Righting wrongs: Obsidian Elite Investment Association co-owner hopes to help minority communities benefit from legalization of marijuana

Seeking measure of economic justice to rollout

LaQuay L. Juel has found himself on 250 acres of land in West Africa, where he lives and now works to grow an international hemp business. It goes without saying — he’s far from the Atlantic City he grew up in.

But the far-reaching effect of the U.S.’ international war on drugs always makes it feel like home.

Juel co-owns New Jersey-based Obsidian Elite Investment Association with Tammeisha Smith. They’re woven into the patchwork of efforts made to help communities most ravaged by the prohibition of marijuana benefit now that it’s being legalized in the Garden State. In their case, it’s by finding an outlet to invest in the companies soon to spring up in the adult-use market.

Although the endeavor, which officially got underway in 2019, was temporarily paused when the pandemic hit, it still amassed more than 3,000 members. The goal is to allow these members to benefit from the profits of New Jersey’s recreational marijuana business applicants through the organization’s social equity investment fund, a private holding company called Emerald Elite Acquisitions.

Juel has, in the meantime, eyed a hemp business in Senegal, where 40 years of U.S.-inspired drug control efforts — a trade-off many foreign governments made to receive aid — have made growing marijuana for recreational use a non-starter.

While based in West Africa, and while still working on building an international operation from there, Juel, like other advocates, as well as activists, has continued to watch closely whether New Jersey’s approach to legalization has maintained a promised social equity stance.

He’s not overly thrilled with developments on the Atlantic Ocean’s opposite coast.

“When I look at how we’re doing, I think, like usual, it’s two steps forward, three steps back,” he said. “I don’t believe we’re holding up to a promise of real social equity. We might even be following the same systemic racist pattern.”

As someone working to secure a measure of economic justice during the cannabis rollout, Juel has engaged with organizations such as Black churches and local Hispanic chambers of commerce about what the phasing out of underground marijuana sales — what he and others call the legacy market — might actually mean.

Tammeisha Smith

“Our research shows that about 20% of gross domestic income in the informal economy of New Jersey’s Black and Latino communities can be traced to this legacy market,” he said. “The community is not always aware of what that loss of revenue is going to cost them. And yeah, it’s illegal — but that’s who has been holding this market down for the past 100 years.”

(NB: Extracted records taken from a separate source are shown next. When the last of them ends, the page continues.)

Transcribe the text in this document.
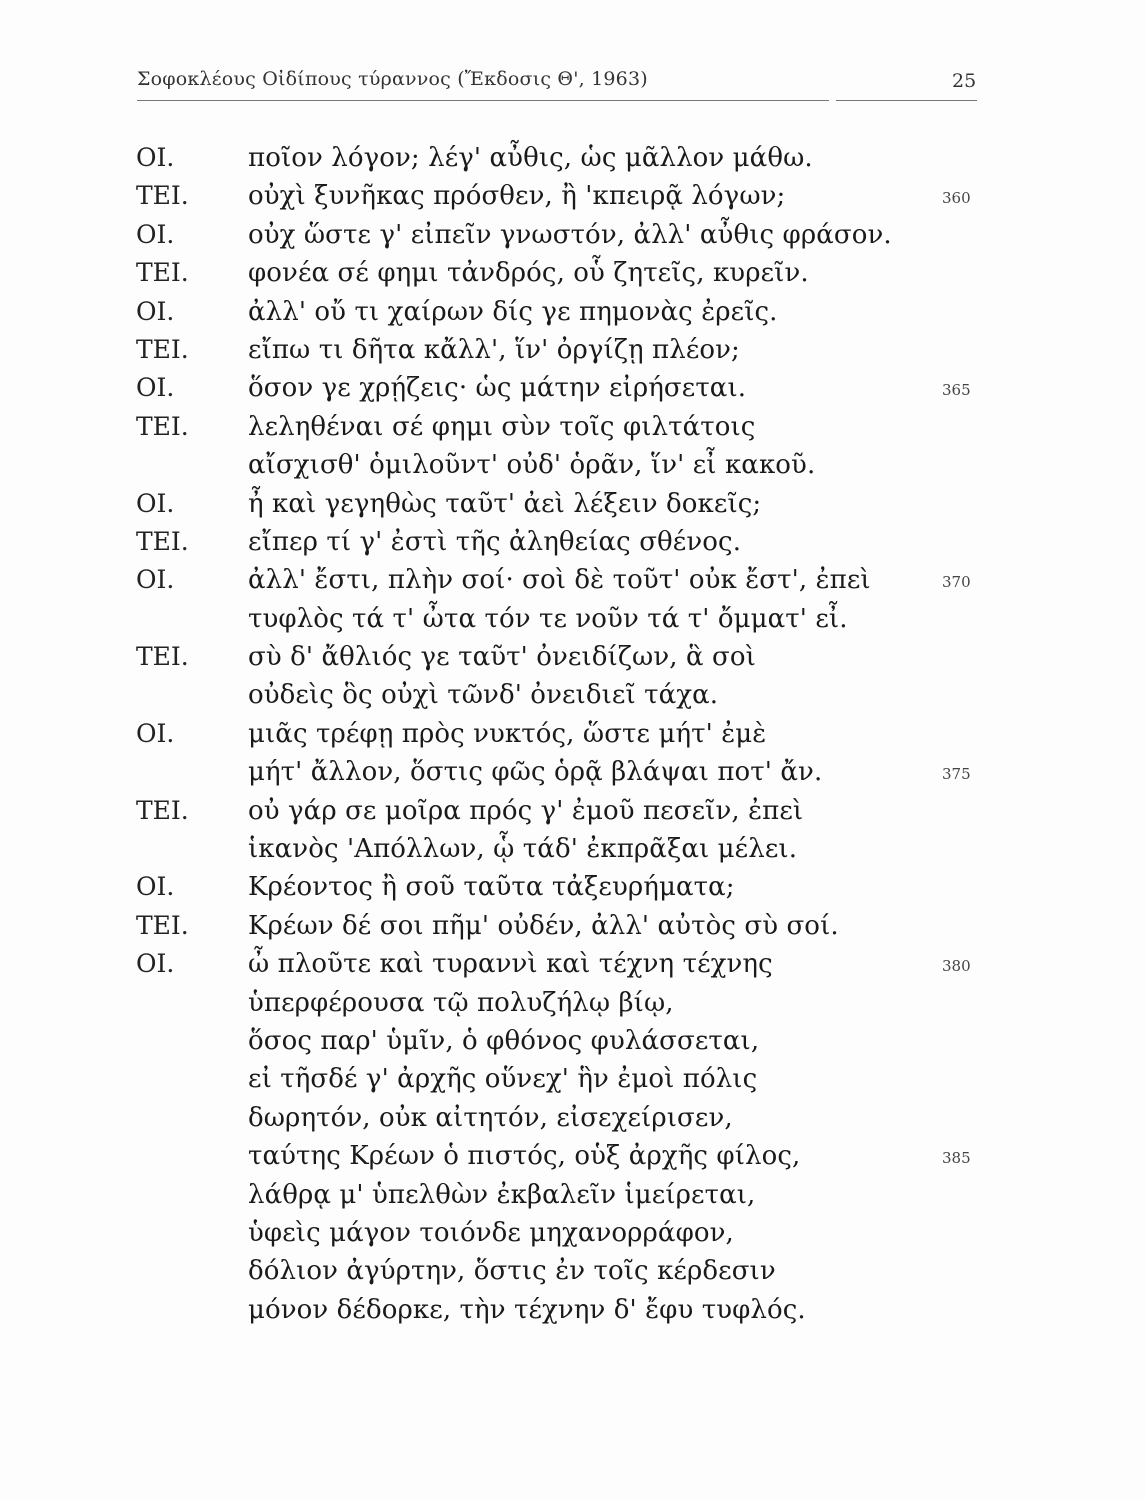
Σοφοκλέους Οἰδίπους τύραννος (Ἔκδοσις Θ', 1963)	25
ΟΙ.	ποῖον λόγον; λέγ' αὖθις, ὡς μᾶλλον μάθω.
ΤΕΙ. οὐχὶ ξυνῆκας πρόσθεν, ἢ 'κπειρᾷ λόγων;	360
ΟΙ.	οὐχ ὥστε γ' εἰπεῖν γνωστόν, ἀλλ' αὖθις φράσον.
ΤΕΙ. φονέα σέ φημι τἀνδρός, οὗ ζητεῖς, κυρεῖν.
ΟΙ.	ἀλλ' οὔ τι χαίρων δίς γε πημονὰς ἐρεῖς.
ΤΕΙ. εἴπω τι δῆτα κἄλλ', ἵν' ὀργίζῃ πλέον;
ΟΙ.	ὅσον γε χρῄζεις· ὡς μάτην εἰρήσεται.	365
ΤΕΙ. λεληθέναι σέ φημι σὺν τοῖς φιλτάτοις
αἴσχισθ' ὁμιλοῦντ' οὐδ' ὁρᾶν, ἵν' εἶ κακοῦ.
ΟΙ.	ἦ καὶ γεγηθὼς ταῦτ' ἀεὶ λέξειν δοκεῖς;
ΤΕΙ. εἴπερ τί γ' ἐστὶ τῆς ἀληθείας σθένος.
ΟΙ.	ἀλλ' ἔστι, πλὴν σοί· σοὶ δὲ τοῦτ' οὐκ ἔστ', ἐπεὶ	370
τυφλὸς τά τ' ὦτα τόν τε νοῦν τά τ' ὄμματ' εἶ.
ΤΕΙ. σὺ δ' ἄθλιός γε ταῦτ' ὀνειδίζων, ἃ σοὶ
οὐδεὶς ὃς οὐχὶ τῶνδ' ὀνειδιεῖ τάχα.
ΟΙ.	μιᾶς τρέφῃ πρὸς νυκτός, ὥστε μήτ' ἐμὲ
μήτ' ἄλλον, ὅστις φῶς ὁρᾷ βλάψαι ποτ' ἄν.	375
ΤΕΙ. οὐ γάρ σε μοῖρα πρός γ' ἐμοῦ πεσεῖν, ἐπεὶ
ἱκανὸς 'Απόλλων, ᾧ τάδ' ἐκπρᾶξαι μέλει.
ΟΙ.	Κρέοντος ἢ σοῦ ταῦτα τἀξευρήματα;
ΤΕΙ. Κρέων δέ σοι πῆμ' οὐδέν, ἀλλ' αὐτὸς σὺ σοί.
ΟΙ.	ὦ πλοῦτε καὶ τυραννὶ καὶ τέχνη τέχνης	380
ὑπερφέρουσα τῷ πολυζήλῳ βίῳ,
ὅσος παρ' ὑμῖν, ὁ φθόνος φυλάσσεται,
εἰ τῆσδέ γ' ἀρχῆς οὕνεχ' ἣν ἐμοὶ πόλις
δωρητόν, οὐκ αἰτητόν, εἰσεχείρισεν,
ταύτης Κρέων ὁ πιστός, οὑξ ἀρχῆς φίλος,	385
λάθρᾳ μ' ὑπελθὼν ἐκβαλεῖν ἱμείρεται,
ὑφεὶς μάγον τοιόνδε μηχανορράφον,
δόλιον ἀγύρτην, ὅστις ἐν τοῖς κέρδεσιν
μόνον δέδορκε, τὴν τέχνην δ' ἔφυ τυφλός.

Here’s one way of looking at it, from Juel’s perspective: If the new legal, adult-use market became the sole source of marijuana sales, there would be a 20% deficit in liquidity in those communities that came from those pure cash transactions. That’s about $9,000 per Black household, he said.

“Those participating in the legacy and now-legal market were peoples’ sons, daughters, husbands, who with their revenues were giving money to grandmas, aunts, whoever,” he said. “Whatever they did with the revenues, it was recirculated into the community.”

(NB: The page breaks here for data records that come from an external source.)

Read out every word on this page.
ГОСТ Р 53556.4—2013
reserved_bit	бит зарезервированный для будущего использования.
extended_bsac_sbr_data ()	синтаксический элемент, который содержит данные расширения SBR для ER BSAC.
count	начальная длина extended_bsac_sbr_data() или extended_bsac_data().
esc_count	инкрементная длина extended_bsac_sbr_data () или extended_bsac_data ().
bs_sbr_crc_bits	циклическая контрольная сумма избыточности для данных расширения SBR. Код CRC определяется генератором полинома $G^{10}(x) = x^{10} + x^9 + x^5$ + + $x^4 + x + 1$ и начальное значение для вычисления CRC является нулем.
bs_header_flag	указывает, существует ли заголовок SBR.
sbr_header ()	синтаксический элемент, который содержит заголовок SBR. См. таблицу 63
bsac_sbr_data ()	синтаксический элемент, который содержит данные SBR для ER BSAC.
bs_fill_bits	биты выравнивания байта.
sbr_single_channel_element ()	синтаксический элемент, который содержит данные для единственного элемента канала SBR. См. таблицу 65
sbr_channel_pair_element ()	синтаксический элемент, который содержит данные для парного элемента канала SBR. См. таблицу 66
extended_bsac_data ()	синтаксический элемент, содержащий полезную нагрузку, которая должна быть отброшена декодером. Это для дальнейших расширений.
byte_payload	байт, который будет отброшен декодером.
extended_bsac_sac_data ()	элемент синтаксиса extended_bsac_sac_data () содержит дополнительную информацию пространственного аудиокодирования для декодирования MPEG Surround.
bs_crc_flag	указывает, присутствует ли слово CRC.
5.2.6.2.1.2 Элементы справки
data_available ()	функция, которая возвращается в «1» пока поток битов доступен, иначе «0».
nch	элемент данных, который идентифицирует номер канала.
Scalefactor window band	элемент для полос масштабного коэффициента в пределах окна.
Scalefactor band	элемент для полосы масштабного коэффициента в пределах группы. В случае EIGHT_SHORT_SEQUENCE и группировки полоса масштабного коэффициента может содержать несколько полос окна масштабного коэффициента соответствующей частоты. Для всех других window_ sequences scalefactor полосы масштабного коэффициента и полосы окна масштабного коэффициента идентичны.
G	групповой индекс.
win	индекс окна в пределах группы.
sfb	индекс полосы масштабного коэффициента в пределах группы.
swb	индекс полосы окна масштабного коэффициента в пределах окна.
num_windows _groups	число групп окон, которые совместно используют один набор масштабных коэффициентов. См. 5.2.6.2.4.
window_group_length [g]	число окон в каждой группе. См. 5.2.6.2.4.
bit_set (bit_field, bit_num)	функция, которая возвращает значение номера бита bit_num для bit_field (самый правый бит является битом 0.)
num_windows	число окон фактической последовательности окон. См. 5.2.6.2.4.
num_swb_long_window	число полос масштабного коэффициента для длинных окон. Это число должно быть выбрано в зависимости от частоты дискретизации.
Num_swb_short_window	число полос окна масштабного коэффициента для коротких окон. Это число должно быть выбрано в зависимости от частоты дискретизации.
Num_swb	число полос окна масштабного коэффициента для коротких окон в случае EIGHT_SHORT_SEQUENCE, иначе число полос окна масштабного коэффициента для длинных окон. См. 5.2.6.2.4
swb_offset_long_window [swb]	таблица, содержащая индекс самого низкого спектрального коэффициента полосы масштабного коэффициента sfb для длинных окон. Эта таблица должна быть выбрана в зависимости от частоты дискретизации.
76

So, when he hears that a certain percentage of New Jersey’s cannabis business licenses will be put aside for minorities, he also hears this: A far larger majority of those businesses can end up not being run by people of color. Juel said that would almost exactly flip the 85% market share enjoyed by these communities now in the formerly illegal marijuana trade.

“Even among the reserved licenses, the extensive application process makes it so the individuals who will be owner-operators in this market are not those who participated in the legacy market, but Black professionals already well-equipped to go through the process,” he added.

In addition, Juel welcomes disabled veterans and women being included in the 30% total of licenses allocated to disadvantaged business enterprises. But, he would argue that these weren’t the populations harmed by the war on drugs, so reserving a certain number of licenses for them wouldn’t, in his view, redress wrongs of longstanding prohibition.

The war on drugs proved particularly costly for the Black community when factoring in incarceration. The ACLU reported, based on 2018 New Jersey arrest data, that Black Jerseyans were arrested for marijuana possession at a rate 3.5 times higher than white counterparts.

“And far as having a policy that does something for communities disproportionately affected by the war on drugs, I believe the conversation has been significant, on a large scale — the media has done its job,” he said. “But those conversations haven’t actually penetrated the surface in a productive way, at least, not yet.”